Enfado é mais do que falta de entusiasmo, mais do que ausência de vontade. É isso, mas também impaciência e, ao mesmo tempo, saber que desistir não é uma opção. É vislumbrar uma saída, uma solução, uma luz no fim do túnel, e constatar que não pode alcançá-las (a saída, a solução, a luz) sozinho. Não pode e, mesmo que pudesse, não quer, porque não vale a pena; porque isso é (seria) exatamente o contrário de sair, de solucionar, de ver.

Penso nisso enquanto recapitulo os trôpegos passos que construíram nossa frágil hereditariedade, iniciada há 4 bilhões de anos, desde a sopa primordial que dominava a crosta deste planeta, naquela era sob som e fúria.

Quem estuda isso nos conta que tudo começou com pontos microscópicos de gordura perdidos naquele caldo quente, seguidos, sempre bilhões de anos atrás (ou adiante), pelo surgimento de fungos, espículas e organismos multicelulares aquáticos.

Depois vieram minúsculos seres dotados de incipientes cabeça, olhos, antenas e bocas; vermes com coluna vertebral, órgãos sensoriais e simetria bilateral; peixes sem mandíbulas, que se alimentavam por sucção; peixes com mandíbulas; peixes com nadadeiras ósseas robustas e musculosas, predecessoras dos braços e pernas dos futuros animais de quatro patas; peixes pulmonados capazes de respirar e armazenar oxigênio.

E desse espantoso processo, aparentemente aleatório, surgiram pequenos animais semelhantes a salamandras, que punham ovos na água e se deslocavam por margens lamacentas, seguidos de lagartos produtores de ovos revestidos de uma camada porosa, capazes de se desenvolverem sob o ar atmosférico, rastejantes e sempre alertas, tementes aos ataques dos superpredadores de outras espécies.

Mais milhões de anos se passaram, e nossa linhagem evoluiu para pan-primatas dotados de polegares opositores e, no lugar de garras, unhas que lhes permitiam manipular coisas com mais delicadeza e precisão. Seguiu-se uma longa sequência de bípedes, que resultaram nos Hominídios e depois, milhões de anos depois, no Homo habilis, no Homo erectus e, finalmente, no Homo sapiens, este de quem diretamente descendemos.

Entre 12 e 10 mil anos atrás, quando entramos no Holoceno — a inter-glaciação em que nos encontramos —, a Terra principiou a ficar mais quente, úmida, e apareceram as primeiras aglomerações humanas estabelecidas ao redor de grandes rios na região do Crescente Fértil. 

Ali, às margens do Tigre, do Eufrates, do Nilo e do Jordão, os humanos passaram a plantar seu próprio alimento e criar animais, abandonando o antigo modo de vida caçador-coletor. Adotaram vida sedentária e produziram cada vez mais excedentes agrícolas, o que resultou em crescimento populacional e no estabelecimento das bases materiais fundamentais para a criação da propriedade privada, das classes sociais e do comércio de mercadorias que mais tarde estruturaria o sistema capitalista.

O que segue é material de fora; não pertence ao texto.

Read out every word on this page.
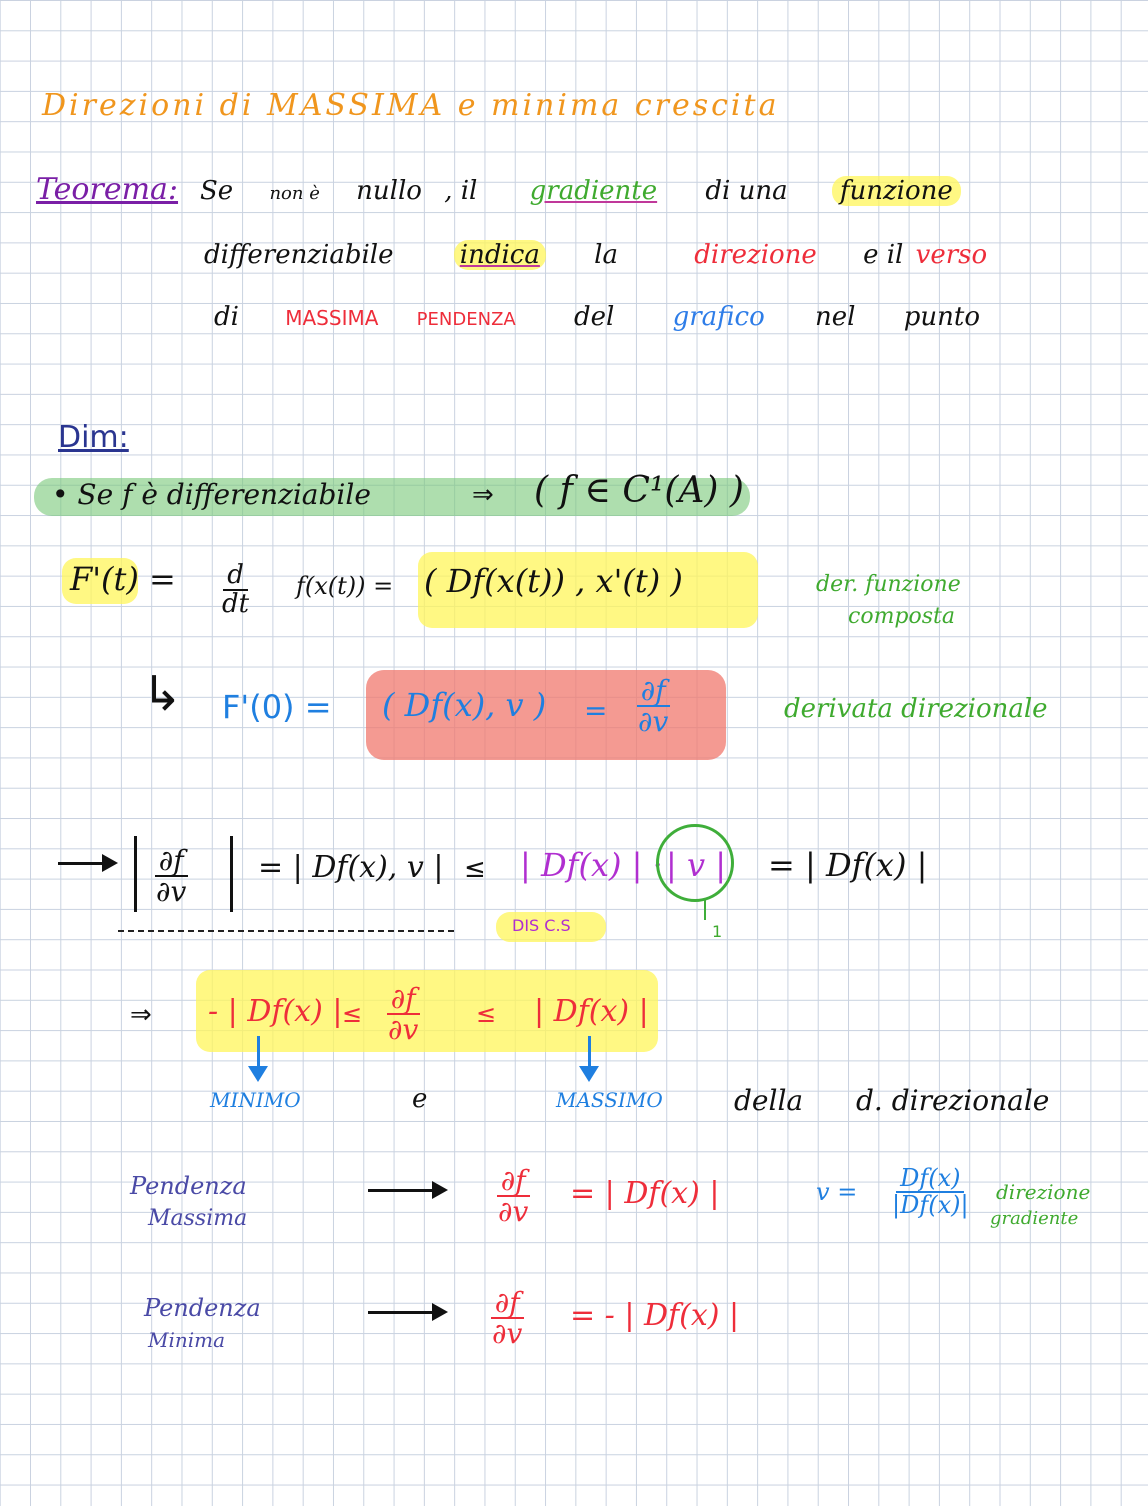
Direzioni di MASSIMA e minima crescita
Teorema: Se non è nullo , il gradiente di una funzione
differenziabile	indica la	direzione e il verso
di MASSIMA PENDENZA del grafico nel punto
Dim:
• Se f è differenziabile	⇒ ( f ∈ C¹(A) )
$F'(t) = \frac{d}{dt} f(x(t))$ = ( Df(x(t)) , x'(t) )	der. funzione
composta
↳ F'(0) = ( Df(x), v ) = $\frac{\partial f}{\partial v}$	derivata direzionale
$\frac{\partial f}{\partial v}$ = | Df(x), v | ≤ | Df(x) | · | v | = | Df(x) |
DIS C.S	1
⇒ - | Df(x) | ≤ $\frac{\partial f}{\partial v}$ ≤ | Df(x) |
MINIMO	e	MASSIMO	della d. direzionale
Pendenza
Massima	$\frac{\partial f}{\partial v}$ = | Df(x) |	$v = \frac{Df(x)}{|Df(x)|}$ direzione
gradiente
Pendenza
Minima	$\frac{\partial f}{\partial v}$ = - | Df(x) |
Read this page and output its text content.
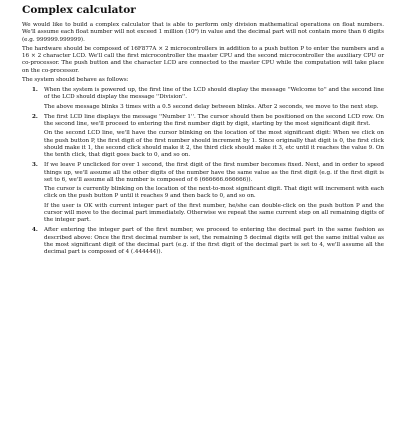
Complex calculator

We would like to build a complex calculator that is able to perform only division mathematical operations on float numbers. We'll assume each float number will not exceed 1 million (10⁶) in value and the decimal part will not contain more than 6 digits (e.g. 999999.999999).

The hardware should be composed of 16F877A × 2 microcontrollers in addition to a push button P to enter the numbers and a 16 × 2 character LCD. We'll call the first microcontroller the master CPU and the second microcontroller the auxiliary CPU or co-processor. The push button and the character LCD are connected to the master CPU while the computation will take place on the co-processor.

The system should behave as follows:

1. When the system is powered up, the first line of the LCD should display the message ''Welcome to'' and the second line of the LCD should display the message ''Division''.

The above message blinks 3 times with a 0.5 second delay between blinks. After 2 seconds, we move to the next step.

2. The first LCD line displays the message ''Number 1''. The cursor should then be positioned on the second LCD row. On the second line, we'll proceed to entering the first number digit by digit, starting by the most significant digit first.

On the second LCD line, we'll have the cursor blinking on the location of the most significant digit: When we click on the push button P, the first digit of the first number should increment by 1. Since originally that digit is 0, the first click should make it 1, the second click should make it 2, the third click should make it 3, etc until it reaches the value 9. On the tenth click, that digit goes back to 0, and so on.

3. If we leave P unclicked for over 1 second, the first digit of the first number becomes fixed. Next, and in order to speed things up, we'll assume all the other digits of the number have the same value as the first digit (e.g. if the first digit is set to 6, we'll assume all the number is composed of 6 (666666.666666)).

The cursor is currently blinking on the location of the next-to-most significant digit. That digit will increment with each click on the push button P until it reaches 9 and then back to 0, and so on.

If the user is OK with current integer part of the first number, he/she can double-click on the push button P and the cursor will move to the decimal part immediately. Otherwise we repeat the same current step on all remaining digits of the integer part.

4. After entering the integer part of the first number, we proceed to entering the decimal part in the same fashion as described above: Once the first decimal number is set, the remaining 5 decimal digits will get the same initial value as the most significant digit of the decimal part (e.g. if the first digit of the decimal part is set to 4, we'll assume all the decimal part is composed of 4 (.444444)).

Em prosseguimento a esse espantoso processo, surgiram e se consolidaram as primeiras formas de escrita, o que propiciou a expansão do pensamento abstrato, a elaboração de documentos para comunicar ideias e normas de convivência social, o desenvolvimento das ciências e a sofisticação das tecnologias.

Essa é a descrição sucinta de nossa evolução misteriosa — porque em diversos momentos a epopeia orgânica que nos beneficiou poderia ter enveredado por diferentes caminhos, impossibilitando que aqui estivéssemos.

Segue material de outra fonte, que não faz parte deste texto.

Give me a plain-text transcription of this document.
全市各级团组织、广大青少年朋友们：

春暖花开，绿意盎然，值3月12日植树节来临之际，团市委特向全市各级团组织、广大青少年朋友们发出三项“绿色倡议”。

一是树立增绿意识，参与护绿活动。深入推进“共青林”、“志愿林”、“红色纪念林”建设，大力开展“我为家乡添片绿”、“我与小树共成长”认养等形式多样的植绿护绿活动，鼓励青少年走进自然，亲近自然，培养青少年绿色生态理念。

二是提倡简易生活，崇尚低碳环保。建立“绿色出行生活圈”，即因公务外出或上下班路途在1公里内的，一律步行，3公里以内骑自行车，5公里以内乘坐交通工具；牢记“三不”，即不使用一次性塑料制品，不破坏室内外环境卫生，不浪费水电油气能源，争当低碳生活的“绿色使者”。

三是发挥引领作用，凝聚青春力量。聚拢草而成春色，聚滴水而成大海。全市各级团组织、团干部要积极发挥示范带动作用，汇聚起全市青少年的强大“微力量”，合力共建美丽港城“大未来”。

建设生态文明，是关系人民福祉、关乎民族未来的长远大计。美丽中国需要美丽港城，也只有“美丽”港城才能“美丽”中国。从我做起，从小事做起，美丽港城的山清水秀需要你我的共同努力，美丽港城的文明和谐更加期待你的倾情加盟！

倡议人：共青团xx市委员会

Neste 2026 da era cristã, o que temos é uma espécie animal tomada pela insolência, divorciada da Natureza que julga dominar, considerando-se inquestionavelmente superior aos demais seres vivos, arrogando-se protagonista do Universo, julgando-se o motivo da existência de todas as coisas. 

Pior que tudo: relutante em sair, solucionar, ver que só nos resta um caminho: conquistar, em conjunto, a maturidade.

É patético.

Ah, sim, 4 bilhões de anos depois daquela bolha primordial de gordura, nos tornamos indivíduos compostos de 37 trilhões de células distribuídas em mais de 200 tipos diferentes de tecidos altamente organizados, que desempenham as mais variadas e sofisticadas funções.

Um milagre evolutivo. E (talvez) um desperdício.